Radford faculty and staff then met to take a closer look at safety procedures, Knudsen added. School reopened today

Students said rumors were floating around all week warning that yesterday would be the day that a bomb would blow up at Radford.

A Radford girl was arrested by police Wednesday when an electronic message was traced back to her. The message, sent to another student, also warned that yesterday was the day a bomb would be detonated.

"Personally, I think it's a kid with too much free time," said Radford Principal Robert Stevens, referring to whoever planted the phony bomb.

Stevens said the local news media has been "sensational" reporting on his school, which has had three reported police cases since last week.

He said the sensationalism "doesn't help the campuses." The media's role should be to inform, not to sensationalize, he said.

"As the media plays up the situation, and the students read the newspaper and watch TV, they'll play with the idea with disrupting the school schedule," Stevens said. "But 99 percent are good kids.

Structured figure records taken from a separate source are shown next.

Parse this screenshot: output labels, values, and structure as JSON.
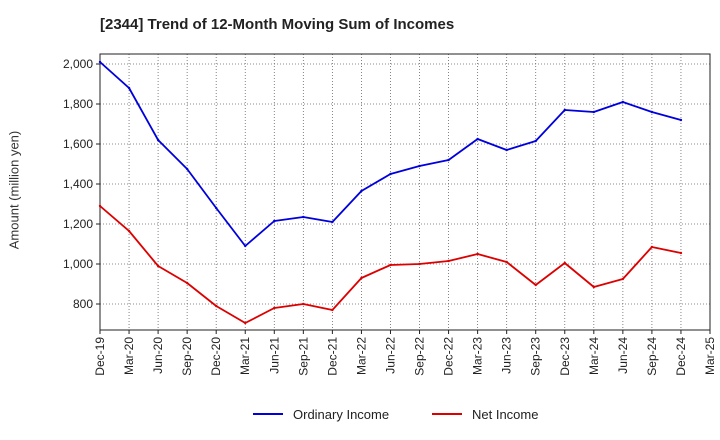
{
  "chart_data": {
    "type": "line",
    "title": "[2344]  Trend of 12-Month Moving Sum of Incomes",
    "xlabel": "",
    "ylabel": "Amount (million yen)",
    "ylim": [
      670,
      2050
    ],
    "yticks": [
      800,
      1000,
      1200,
      1400,
      1600,
      1800,
      2000
    ],
    "ytick_labels": [
      "800",
      "1,000",
      "1,200",
      "1,400",
      "1,600",
      "1,800",
      "2,000"
    ],
    "categories": [
      "Dec-19",
      "Mar-20",
      "Jun-20",
      "Sep-20",
      "Dec-20",
      "Mar-21",
      "Jun-21",
      "Sep-21",
      "Dec-21",
      "Mar-22",
      "Jun-22",
      "Sep-22",
      "Dec-22",
      "Mar-23",
      "Jun-23",
      "Sep-23",
      "Dec-23",
      "Mar-24",
      "Jun-24",
      "Sep-24",
      "Dec-24",
      "Mar-25"
    ],
    "grid": true,
    "legend_position": "bottom-center",
    "series": [
      {
        "name": "Ordinary Income",
        "color": "#0000dd",
        "values": [
          2010,
          1880,
          1620,
          1475,
          1280,
          1090,
          1215,
          1235,
          1210,
          1365,
          1450,
          1490,
          1520,
          1625,
          1570,
          1615,
          1770,
          1760,
          1810,
          1760,
          1720,
          null
        ]
      },
      {
        "name": "Net Income",
        "color": "#dd0000",
        "values": [
          1290,
          1165,
          990,
          905,
          790,
          705,
          780,
          800,
          770,
          930,
          995,
          1000,
          1015,
          1050,
          1010,
          895,
          1005,
          885,
          925,
          1085,
          1055,
          null
        ]
      }
    ]
  }
}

Less than one percent causes the chaos."

Students should be aware that bomb threats can result in stringent disciplinary action and legal actions as well, Knudsen said.

Any student in possession of a firearm -- which includes bombs -- on campus will be dismissed from school for a year. Possession of a dangerous weapon, such as a knife, is punishable by a 92-day suspension, Knudsen says.

Yesterday's Radford threat attracted the attention of legislators.

"If the perpetrators were students, they should be expelled from the state school system forever," said Rep. Bob McDermott. "Let the parents of those disturbed youth take responsibility for their children and enroll them in a private school or home school them."

"These types of students do not belong in our school system. In my opinion, they have forfeited their right to a free public education."

Police encourage students and parents to keep reporting all suspicious activity.

"Everyone should be aware, because you never know," said Lt. Bill Kato of the Criminal Investigation Division.